A first response to the budget.

This may have been the first authentic Alistair Darling budget and, depending what happens over the next few weeks, perhaps the last. It wasn’t flash, and it clearly wasn’t Gordon’s.

What did he seek to do? Three things. To demonstrate that the government, as he kept saying, made “the right calls” during the crisis and recession and are still doing so. So the contrast between unemployment in this recession and those of the 1980s and 1990s was a recurring theme. So was the fact that, had things been done differently, and spending cuts introduced earlier, public borrowing would have been higher, not lower.

His second theme was one of “enabling” government. Ronald Reagan is supposed to have said that the most terrifying words in the English language were: “I’m from the government and I’m here to help.” Darling, as he set out in his Callaghan lecture a few months ago, does not believe this. Government helped in the recession and will help, with pump-priming and other measures, during the recovery.

So the chancellor, in his best Edinburgh lawyer style, gave us an array of, low-key, low-cost (and in some cases no cost) micro measures.

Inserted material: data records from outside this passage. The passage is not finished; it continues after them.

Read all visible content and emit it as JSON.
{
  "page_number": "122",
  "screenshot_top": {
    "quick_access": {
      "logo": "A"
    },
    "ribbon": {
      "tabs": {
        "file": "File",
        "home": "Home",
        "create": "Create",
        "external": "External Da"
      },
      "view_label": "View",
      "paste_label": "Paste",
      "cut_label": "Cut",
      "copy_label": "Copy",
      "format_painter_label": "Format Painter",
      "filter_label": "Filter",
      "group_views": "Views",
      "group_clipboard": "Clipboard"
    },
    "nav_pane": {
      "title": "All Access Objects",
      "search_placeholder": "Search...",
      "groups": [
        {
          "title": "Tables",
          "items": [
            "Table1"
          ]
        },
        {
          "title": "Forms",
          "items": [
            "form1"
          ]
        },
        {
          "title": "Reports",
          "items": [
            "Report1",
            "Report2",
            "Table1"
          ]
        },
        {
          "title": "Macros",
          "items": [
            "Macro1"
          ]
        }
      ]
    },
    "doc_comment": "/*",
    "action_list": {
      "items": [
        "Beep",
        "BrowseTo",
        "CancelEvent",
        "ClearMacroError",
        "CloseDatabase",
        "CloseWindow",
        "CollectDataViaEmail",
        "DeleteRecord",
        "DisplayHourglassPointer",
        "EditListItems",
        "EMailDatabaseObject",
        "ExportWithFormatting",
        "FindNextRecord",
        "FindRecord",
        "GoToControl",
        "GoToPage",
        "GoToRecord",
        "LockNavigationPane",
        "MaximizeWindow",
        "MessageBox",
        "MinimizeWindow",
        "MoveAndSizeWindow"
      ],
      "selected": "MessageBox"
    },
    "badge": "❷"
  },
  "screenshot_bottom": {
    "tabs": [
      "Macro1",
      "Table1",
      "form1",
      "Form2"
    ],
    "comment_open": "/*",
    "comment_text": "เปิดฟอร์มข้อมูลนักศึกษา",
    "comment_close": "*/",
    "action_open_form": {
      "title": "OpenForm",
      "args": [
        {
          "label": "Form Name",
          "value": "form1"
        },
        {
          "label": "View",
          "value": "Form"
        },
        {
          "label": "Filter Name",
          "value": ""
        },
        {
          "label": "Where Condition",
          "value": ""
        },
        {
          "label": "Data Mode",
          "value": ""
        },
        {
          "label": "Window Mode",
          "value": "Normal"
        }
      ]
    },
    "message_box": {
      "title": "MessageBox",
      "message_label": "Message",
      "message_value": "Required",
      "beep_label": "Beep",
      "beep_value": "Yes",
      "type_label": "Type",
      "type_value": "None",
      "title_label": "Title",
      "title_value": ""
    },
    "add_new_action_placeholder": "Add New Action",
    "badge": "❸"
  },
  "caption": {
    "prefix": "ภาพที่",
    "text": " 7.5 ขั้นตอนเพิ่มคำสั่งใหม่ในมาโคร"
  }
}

Seldom has so much of a budget speech been given over to announcements that, in Treasury terms, amount to no more than small change.

Small businesses, however, liked quite a lot of it, including cuts in business rates, more generous investment allowances and an increase in the ceiling for entrepreneurs’ relief. That was quite astute. Most people in Britain work for small firms. Any swing in the small business vote back to Labour from his £2.5 billion “growth package”, represents more bang for the buck than more obvious pre-election sweeteners would have done. The other clear message, given the long lead time for some of these measures, is that a Labour government intends to be around to implement them.

The mammoth in the room is, of course, his third theme, the budget deficit. To unveil a £167 billion deficit as a minor political triumph just shows how dreadful Britain’s public finances had become. At least he resisted pressure to use that £11 billion for extra public spending, which would have been a grave error.

An undershoot is better than an overshoot. The Treasury has won a minor battle with independent forecasters, many of whom even a few weeks ago were predicting a borrowing overshoot. The consensus has also come round to the Treasury view on growth in 2010; 1% to 1.5%.

It is over later years that the debate is still raging. The recovery, in Darling’s view, is a delicate little flower that has to be carefully nurtured. Then, when it starts flowering, there is no stopping it. So, 3% to 3.5% growth in 2011 (fractionally down on his earlier optimism) and 3.25% to 3.75% in 2012. Past recoveries have been strong but rarely have they been more essential to achieve the chancellor’s ambitious goals for repairing the public finances; more than halving the deficit over four years..

Can it happen? Yes. Will it happen? A genuinely cautious chancellor would have slotted in growth forecasts for 2.5% a year from 2010 onwards and taken the benefit it things turned out better, rather than bet the ranch on such an optimistic prospect. Perhaps, however, he just thinks that will be somebody else’s problem.